Das möglicherweise konkurrierende Verhältnis zwischen der geforderten Entflechtung in der Energiepolitik und der Hoheit der Kantone über die Wasservorkommen würde zu langwierigen komplexen Diskussionen führen. Der Mehrwert einer solchen Zuständigkeitsdebatte für die Versorgungssicherheit scheint jedoch bescheiden. Dementsprechend ist der Bundesrat der Ansicht, dass der Fokus in den kommenden Jahren auf die Sicherung einer ausreichenden inländischen Stromversorgung - namentlich im Winterhalbjahr - zu legen ist.
In Bezug auf die Forderung der Initiative in Artikel 89 Absatz 7 BV stellt der Bundesrat fest, dass sich die Rahmenbedingungen für die Energieversorgung seit dem Volksentscheid zum schrittweisen Ausstieg aus der Kernenergie im Jahr 2017 grundlegend geändert haben (vgl. dazu die Ausführungen unter Ziff. 2.4.2). Diese veränderte Ausgangslage, insbesondere in Bezug auf die langfristige Stromversorgungssicherheit, macht es notwendig, den Ausstieg aus der Kernenergie in Frage zu stellen. Der geltende Artikel 89 Absatz 1 BV gibt mit Blick auf die Versorgungssicherheit eine breite Fächerung der Energieproduktion vor. Insofern erachtet der Bundesrat das in Absatz 7 formulierte Anliegen der Initiantinnen und Initianten als gerechtfertigt. Die Initiative bietet aus Sicht des Bundesrates jedoch nicht den richtigen Weg, um das Neubauverbot für KKW aufzuheben. Diese würde in erster Linie zu Rechtsunsicherheiten führen (vgl. Ziff. 4.2). Das Parlament kann die entsprechende Regelung im KEG auch ohne neue Verfassungsbestimmung aufheben.

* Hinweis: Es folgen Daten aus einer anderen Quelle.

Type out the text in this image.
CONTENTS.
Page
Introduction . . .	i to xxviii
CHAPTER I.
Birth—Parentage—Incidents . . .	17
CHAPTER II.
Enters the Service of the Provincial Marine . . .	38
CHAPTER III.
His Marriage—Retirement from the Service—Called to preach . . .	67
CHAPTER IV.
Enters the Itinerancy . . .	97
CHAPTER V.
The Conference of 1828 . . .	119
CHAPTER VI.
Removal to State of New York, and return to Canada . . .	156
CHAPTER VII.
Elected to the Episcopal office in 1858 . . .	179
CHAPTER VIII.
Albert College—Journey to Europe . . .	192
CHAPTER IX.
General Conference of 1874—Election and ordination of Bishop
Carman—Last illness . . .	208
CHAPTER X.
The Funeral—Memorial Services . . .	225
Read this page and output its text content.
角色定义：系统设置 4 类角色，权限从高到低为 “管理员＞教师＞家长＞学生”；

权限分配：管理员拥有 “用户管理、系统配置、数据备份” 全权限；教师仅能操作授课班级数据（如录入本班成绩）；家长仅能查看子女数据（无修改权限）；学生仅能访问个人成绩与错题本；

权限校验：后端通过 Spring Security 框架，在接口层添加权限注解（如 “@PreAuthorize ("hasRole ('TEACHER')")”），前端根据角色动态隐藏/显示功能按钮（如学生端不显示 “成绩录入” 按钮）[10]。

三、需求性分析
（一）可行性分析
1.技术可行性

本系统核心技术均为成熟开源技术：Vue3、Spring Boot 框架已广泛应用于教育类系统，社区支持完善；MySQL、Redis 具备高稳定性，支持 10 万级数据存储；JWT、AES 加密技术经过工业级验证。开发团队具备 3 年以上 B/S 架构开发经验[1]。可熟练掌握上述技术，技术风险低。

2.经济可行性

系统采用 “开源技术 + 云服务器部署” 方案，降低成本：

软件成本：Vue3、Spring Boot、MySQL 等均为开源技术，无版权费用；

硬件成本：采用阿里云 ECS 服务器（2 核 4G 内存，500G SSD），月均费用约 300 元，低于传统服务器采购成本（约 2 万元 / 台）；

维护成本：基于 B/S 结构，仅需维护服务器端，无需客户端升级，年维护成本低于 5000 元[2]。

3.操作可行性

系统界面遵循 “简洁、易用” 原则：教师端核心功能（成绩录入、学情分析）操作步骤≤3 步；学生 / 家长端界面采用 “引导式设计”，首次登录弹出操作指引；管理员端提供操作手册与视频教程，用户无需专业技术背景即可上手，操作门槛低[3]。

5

Der Bundesrat schlägt aus diesen Gründen die Ablehnung der Initiative vor.
5.2 Indirekter Gegenvorschlag
5.2.1 Gründe für eine Aufhebung des Neubauverbots für KKW
Der Bundesrat schlägt einen indirekten Gegenvorschlag zur Aufhebung des Neubauverbots für Kernkraftwerke vor.
Die Technologieoffenheit im Bereich der Stromproduktion würde es ermöglichen, langfristig zusätzliche Optionen zur Sicherstellung der Energieversorgung zu erhalten. Der Bundesrat kommt damit auf seinen Entscheid zum Atomausstieg von 2011 zurück, da sich seither die Rahmenbedingungen stark verändert haben. Die geopolitische Lage hat sich insbesondere mit der militärischen Aggression Russlands gegen die Ukraine verschärft. Die drohende Mangellage in der Energieversorgung im Winter 2022/23 machte die energiepolitische Verwundbarkeit Europas und der Schweiz deutlich. Gleichzeitig benötigt die Schweiz in Zukunft infolge des hohen Bevölkerungswachstums und der beschleunigten Defossilisierung des Energiesystems mehr Strom. Mit der Verpflichtung zum Netto-Null-Ziel bis 2050 und darüber hinaus ist es nicht mehr möglich, den Zusatzbedarf an Strom mit fossilen Gaskraftwerken abzudecken, da deren Emissionen aufwändig kompensiert oder knapp verfügbare erneuerbare Gase verwendet werden müssten.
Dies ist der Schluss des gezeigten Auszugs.